AmericanChemicalSociety.com

The development of new reaction methodologies capable of enantioselectively forming chiral products from achiral starting materials is an area of intense research.  When the selectivity in such reactions is induced from only a very small amount of chiral catalyst, the methodology can be a cost-effective way to form very valuable chiral products from relatively inexpensive starting materials.  With this goal in mind, we have been exploring the utility of the Buchwald-Hartwig reaction as an enantioselective reaction.

In general, a Buchwald-Hartwig reaction is a palladium-catalyzed cross-coupling reaction between a nitrogen nucleophile, and an aryl halide, forming an aromatic C-N bond.  While the literature contains hundreds references to this important reaction, fewer than ten studies have explored the possibility of using a Buchwald-Hartwig reaction to induce asymmetry in a product, and most of these achieved only modest selectivities.

Our investigation began with the synthesis of symmetrical malonamides 1 (Scheme 1), in which the two identical amide groups are enantiotopic.  By subjecting 1 to intramolecular cross-coupling, six-membered ring 2 is formed, and the symmetry of the molecule is broken, rendering the alpha carbon into a chiral center.  A screen of catalyst systems incorporating chiral phosphines as ligands was undertaken, and it was found that (R)-MOP (4, in Scheme 2) was most capable of inducing the highest enantioselectivity.  Under optimized conditions, for substrates 1 with R groups varying in steric bulk from methyl up to 4-chloro-2-methylbenzyl, products 2 were isolated in excellent yields.  Interestingly, the relatively sterically unencumbered methyl-substituted 2a was formed in only 38% ee, but increasing steric bulk improved selectivity, with the best result being the bulkier 2g, which was isolated in 96% enantiomeric excess.

The lower observed enantioselectivity for less sterically bulky substrates has prompted us to explore whether it may be possible to improve selectivity by tuning the steric bulk of the catalyst.  Toward this end, we have developed a modification to the literature synthesis of 4, in which the phosphine functionality is installed at a later stage, which should permit us to introduce new phosphine substituents with greater steric bulk than phenyls, all from a late-stage common intermediate 3.  In addition to the new synthetic route, we have found that it is convenient to isolate and store 4 as the borane adduct 5.  This complex can be handled (including chromatography, storage, dispensing, etc.) without the need to take precautions to exclude air.  We are currently investigating whether 5 can be used directly in cross-coupling reactions as an in situ source of 4.
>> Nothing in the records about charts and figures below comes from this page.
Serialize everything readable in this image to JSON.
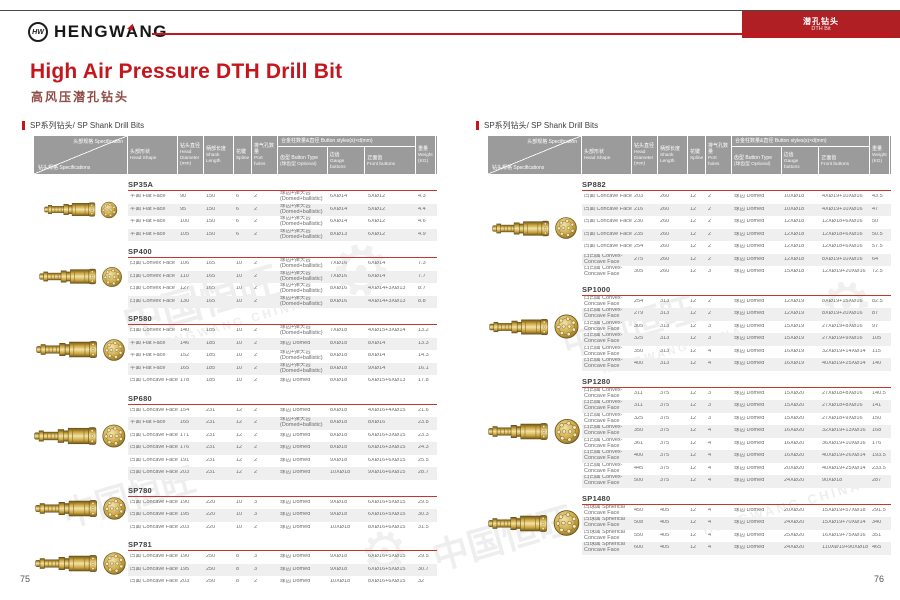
{
  "brand": {
    "logo_text": "HENGWANG",
    "logo_badge": "HW"
  },
  "corner_tab": {
    "zh": "潜孔钻头",
    "en": "DTH Bit"
  },
  "title": {
    "en": "High Air Pressure DTH Drill Bit",
    "zh": "高风压潜孔钻头"
  },
  "section_label": "SP系列钻头/ SP Shank Drill Bits",
  "colors": {
    "accent": "#c5161d",
    "header_gray": "#9b9b9b",
    "row_alt": "#efefef",
    "bit_gold": "#c9a43f"
  },
  "watermark": {
    "zh": "中国恒旺",
    "en": "HENGWANG CHINA",
    "gear": "HW"
  },
  "table_header": {
    "diag_top": "头部规格 Specification",
    "diag_bottom": "钻头规格 Specifications",
    "cols": [
      {
        "zh": "头部形状",
        "en": "Head Shape"
      },
      {
        "zh": "钻头直径",
        "en": "Head Diameter (mm)"
      },
      {
        "zh": "柄部长度",
        "en": "Shank Length"
      },
      {
        "zh": "花键",
        "en": "Spline"
      },
      {
        "zh": "排气孔数量",
        "en": "Port holes"
      }
    ],
    "button_group": {
      "zh": "合金柱数量&直径",
      "en": "Button styles(s)×d(mm)"
    },
    "button_cols": [
      {
        "zh": "齿型 Button Type",
        "en": "(球齿型 Optional)"
      },
      {
        "zh": "边齿",
        "en": "Gauge buttons"
      },
      {
        "zh": "正面齿",
        "en": "Front buttons"
      }
    ],
    "weight": {
      "zh": "重量",
      "en": "Weight (KG)"
    }
  },
  "pages": [
    {
      "page_number": "75",
      "blocks": [
        {
          "model": "SP35A",
          "rows": [
            [
              "平面 Flat Face",
              "90",
              "150",
              "6",
              "2",
              "球齿+弹头齿 (Domed+ballistic)",
              "6XØ14",
              "5XØ12",
              "4.3"
            ],
            [
              "平面 Flat Face",
              "95",
              "150",
              "6",
              "2",
              "球齿+弹头齿 (Domed+ballistic)",
              "6XØ14",
              "5XØ12",
              "4.4"
            ],
            [
              "平面 Flat Face",
              "100",
              "150",
              "6",
              "2",
              "球齿+弹头齿 (Domed+ballistic)",
              "6XØ14",
              "6XØ12",
              "4.6"
            ],
            [
              "平面 Flat Face",
              "105",
              "150",
              "6",
              "2",
              "球齿+弹头齿 (Domed+ballistic)",
              "8XØ13",
              "6XØ12",
              "4.9"
            ]
          ]
        },
        {
          "model": "SP400",
          "rows": [
            [
              "凸面 Convex Face",
              "106",
              "165",
              "10",
              "2",
              "球齿+弹头齿 (Domed+ballistic)",
              "7XØ16",
              "6XØ14",
              "7.3"
            ],
            [
              "凸面 Convex Face",
              "110",
              "165",
              "10",
              "2",
              "球齿+弹头齿 (Domed+ballistic)",
              "7XØ16",
              "6XØ14",
              "7.7"
            ],
            [
              "凸面 Convex Face",
              "127",
              "165",
              "10",
              "2",
              "球齿+弹头齿 (Domed+ballistic)",
              "8XØ16",
              "4XØ14+3XØ13",
              "8.7"
            ],
            [
              "凸面 Convex Face",
              "130",
              "165",
              "10",
              "2",
              "球齿+弹头齿 (Domed+ballistic)",
              "8XØ16",
              "4XØ14+3XØ13",
              "8.8"
            ]
          ]
        },
        {
          "model": "SP580",
          "rows": [
            [
              "凸面 Convex Face",
              "140",
              "185",
              "10",
              "2",
              "球齿+弹头齿 (Domed+ballistic)",
              "7XØ18",
              "4XØ15+3XØ14",
              "13.2"
            ],
            [
              "平面 Flat Face",
              "146",
              "185",
              "10",
              "2",
              "球齿 Domed",
              "8XØ18",
              "8XØ14",
              "13.3"
            ],
            [
              "平面 Flat Face",
              "152",
              "185",
              "10",
              "2",
              "球齿+弹头齿 (Domed+ballistic)",
              "8XØ18",
              "8XØ14",
              "14.3"
            ],
            [
              "平面 Flat Face",
              "165",
              "185",
              "10",
              "2",
              "球齿+弹头齿 (Domed+ballistic)",
              "8XØ18",
              "9XØ14",
              "16.1"
            ],
            [
              "凹面 Concave Face",
              "178",
              "185",
              "10",
              "2",
              "球齿 Domed",
              "8XØ18",
              "6XØ15+6XØ13",
              "17.8"
            ]
          ]
        },
        {
          "model": "SP680",
          "rows": [
            [
              "凹面 Concave Face",
              "154",
              "231",
              "12",
              "2",
              "球齿 Domed",
              "8XØ18",
              "4XØ16+4XØ15",
              "21.6"
            ],
            [
              "平面 Flat Face",
              "165",
              "231",
              "12",
              "2",
              "球齿+弹头齿 (Domed+ballistic)",
              "8XØ18",
              "8XØ16",
              "23.8"
            ],
            [
              "凹面 Concave Face",
              "171",
              "231",
              "12",
              "2",
              "球齿 Domed",
              "8XØ18",
              "6XØ16+3XØ15",
              "23.3"
            ],
            [
              "凹面 Concave Face",
              "176",
              "231",
              "12",
              "2",
              "球齿 Domed",
              "8XØ18",
              "6XØ16+3XØ15",
              "24.3"
            ],
            [
              "凹面 Concave Face",
              "191",
              "231",
              "12",
              "2",
              "球齿 Domed",
              "9XØ18",
              "6XØ16+6XØ15",
              "25.5"
            ],
            [
              "凹面 Concave Face",
              "203",
              "231",
              "12",
              "2",
              "球齿 Domed",
              "10XØ18",
              "9XØ16+6XØ15",
              "28.7"
            ]
          ]
        },
        {
          "model": "SP780",
          "rows": [
            [
              "凹面 Concave Face",
              "190",
              "220",
              "10",
              "3",
              "球齿 Domed",
              "9XØ18",
              "6XØ16+5XØ15",
              "29.5"
            ],
            [
              "凹面 Concave Face",
              "195",
              "220",
              "10",
              "3",
              "球齿 Domed",
              "9XØ18",
              "6XØ16+5XØ15",
              "30.3"
            ],
            [
              "凹面 Concave Face",
              "203",
              "220",
              "10",
              "2",
              "球齿 Domed",
              "10XØ18",
              "8XØ16+6XØ15",
              "31.5"
            ]
          ]
        },
        {
          "model": "SP781",
          "rows": [
            [
              "凹面 Concave Face",
              "190",
              "250",
              "8",
              "3",
              "球齿 Domed",
              "9XØ18",
              "6XØ16+5XØ15",
              "29.5"
            ],
            [
              "凹面 Concave Face",
              "195",
              "250",
              "8",
              "3",
              "球齿 Domed",
              "9XØ18",
              "6XØ16+5XØ15",
              "30.7"
            ],
            [
              "凹面 Concave Face",
              "203",
              "250",
              "8",
              "2",
              "球齿 Domed",
              "10XØ18",
              "8XØ16+6XØ15",
              "32"
            ]
          ]
        }
      ]
    },
    {
      "page_number": "76",
      "blocks": [
        {
          "model": "SP882",
          "rows": [
            [
              "凹面 Concave Face",
              "203",
              "260",
              "12",
              "2",
              "球齿 Domed",
              "10XØ18",
              "4XØ19+10XØ16",
              "43.5"
            ],
            [
              "凹面 Concave Face",
              "216",
              "260",
              "12",
              "2",
              "球齿 Domed",
              "10XØ18",
              "4XØ19+10XØ16",
              "47"
            ],
            [
              "凹面 Concave Face",
              "230",
              "260",
              "12",
              "2",
              "球齿 Domed",
              "12XØ18",
              "12XØ18+6XØ16",
              "50"
            ],
            [
              "凹面 Concave Face",
              "235",
              "260",
              "12",
              "2",
              "球齿 Domed",
              "12XØ18",
              "12XØ18+6XØ16",
              "50.5"
            ],
            [
              "凹面 Concave Face",
              "254",
              "260",
              "12",
              "2",
              "球齿 Domed",
              "12XØ18",
              "12XØ18+6XØ16",
              "57.5"
            ],
            [
              "凸凹面 Convex-Concave Face",
              "275",
              "260",
              "12",
              "2",
              "球齿 Domed",
              "12XØ18",
              "8XØ19+10XØ16",
              "64"
            ],
            [
              "凸凹面 Convex-Concave Face",
              "305",
              "260",
              "12",
              "3",
              "球齿 Domed",
              "15XØ18",
              "12XØ19+20XØ16",
              "72.5"
            ]
          ]
        },
        {
          "model": "SP1000",
          "rows": [
            [
              "凸凹面 Convex-Concave Face",
              "254",
              "313",
              "12",
              "2",
              "球齿 Domed",
              "12XØ19",
              "8XØ19+15XØ16",
              "82.5"
            ],
            [
              "凸凹面 Convex-Concave Face",
              "279",
              "313",
              "12",
              "2",
              "球齿 Domed",
              "12XØ19",
              "8XØ19+20XØ16",
              "87"
            ],
            [
              "凸凹面 Convex-Concave Face",
              "305",
              "313",
              "12",
              "3",
              "球齿 Domed",
              "15XØ19",
              "27XØ19+8XØ16",
              "97"
            ],
            [
              "凸凹面 Convex-Concave Face",
              "325",
              "313",
              "12",
              "3",
              "球齿 Domed",
              "15XØ19",
              "27XØ19+9XØ16",
              "105"
            ],
            [
              "凸凹面 Convex-Concave Face",
              "350",
              "313",
              "12",
              "4",
              "球齿 Domed",
              "16XØ19",
              "32XØ19+14XØ14",
              "115"
            ],
            [
              "凸凹面 Convex-Concave Face",
              "400",
              "313",
              "12",
              "4",
              "球齿 Domed",
              "16XØ19",
              "40XØ19+25XØ14",
              "140"
            ]
          ]
        },
        {
          "model": "SP1280",
          "rows": [
            [
              "凸凹面 Convex-Concave Face",
              "311",
              "375",
              "12",
              "3",
              "球齿 Domed",
              "15XØ20",
              "27XØ18+8XØ16",
              "140.5"
            ],
            [
              "凸凹面 Convex-Concave Face",
              "311",
              "375",
              "12",
              "3",
              "球齿 Domed",
              "15XØ20",
              "27XØ18+8XØ16",
              "141"
            ],
            [
              "凸凹面 Convex-Concave Face",
              "325",
              "375",
              "12",
              "3",
              "球齿 Domed",
              "15XØ20",
              "27XØ18+9XØ16",
              "150"
            ],
            [
              "凸凹面 Convex-Concave Face",
              "350",
              "375",
              "12",
              "4",
              "球齿 Domed",
              "16XØ20",
              "32XØ19+13XØ16",
              "168"
            ],
            [
              "凸凹面 Convex-Concave Face",
              "361",
              "375",
              "12",
              "4",
              "球齿 Domed",
              "16XØ20",
              "36XØ19+10XØ16",
              "176"
            ],
            [
              "凸凹面 Convex-Concave Face",
              "400",
              "375",
              "12",
              "4",
              "球齿 Domed",
              "16XØ20",
              "40XØ19+26XØ14",
              "193.5"
            ],
            [
              "凸凹面 Convex-Concave Face",
              "445",
              "375",
              "12",
              "4",
              "球齿 Domed",
              "20XØ20",
              "40XØ19+25XØ14",
              "233.5"
            ],
            [
              "凸凹面 Convex-Concave Face",
              "500",
              "375",
              "12",
              "4",
              "球齿 Domed",
              "24XØ20",
              "90XØ18",
              "287"
            ]
          ]
        },
        {
          "model": "SP1480",
          "rows": [
            [
              "凹球面 Spherical Concave Face",
              "450",
              "405",
              "12",
              "4",
              "球齿 Domed",
              "20XØ20",
              "15XØ19+57XØ18",
              "291.5"
            ],
            [
              "凹球面 Spherical Concave Face",
              "508",
              "405",
              "12",
              "4",
              "球齿 Domed",
              "24XØ20",
              "15XØ19+70XØ14",
              "340"
            ],
            [
              "凹球面 Spherical Concave Face",
              "550",
              "405",
              "12",
              "4",
              "球齿 Domed",
              "25XØ20",
              "16XØ19+75XØ16",
              "351"
            ],
            [
              "凹球面 Spherical Concave Face",
              "600",
              "405",
              "12",
              "4",
              "球齿 Domed",
              "24XØ20",
              "110XØ19+90XØ18",
              "465"
            ]
          ]
        }
      ]
    }
  ]
}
Current ongoing projects supported by this grant include: 1) Applying our new route to the synthesis of new phosphine ligands related to 4, and exploring their use in the established desymmetrization reaction; 2) Expanding the substrate scope of enantioselective intramolecular Buchwald-Hartwig reactions, to include new ring sizes and new heterocycles; and 3) Extending the concept of desymmetrizing Buchwald-Hartwig reactions to intermolecular reactions.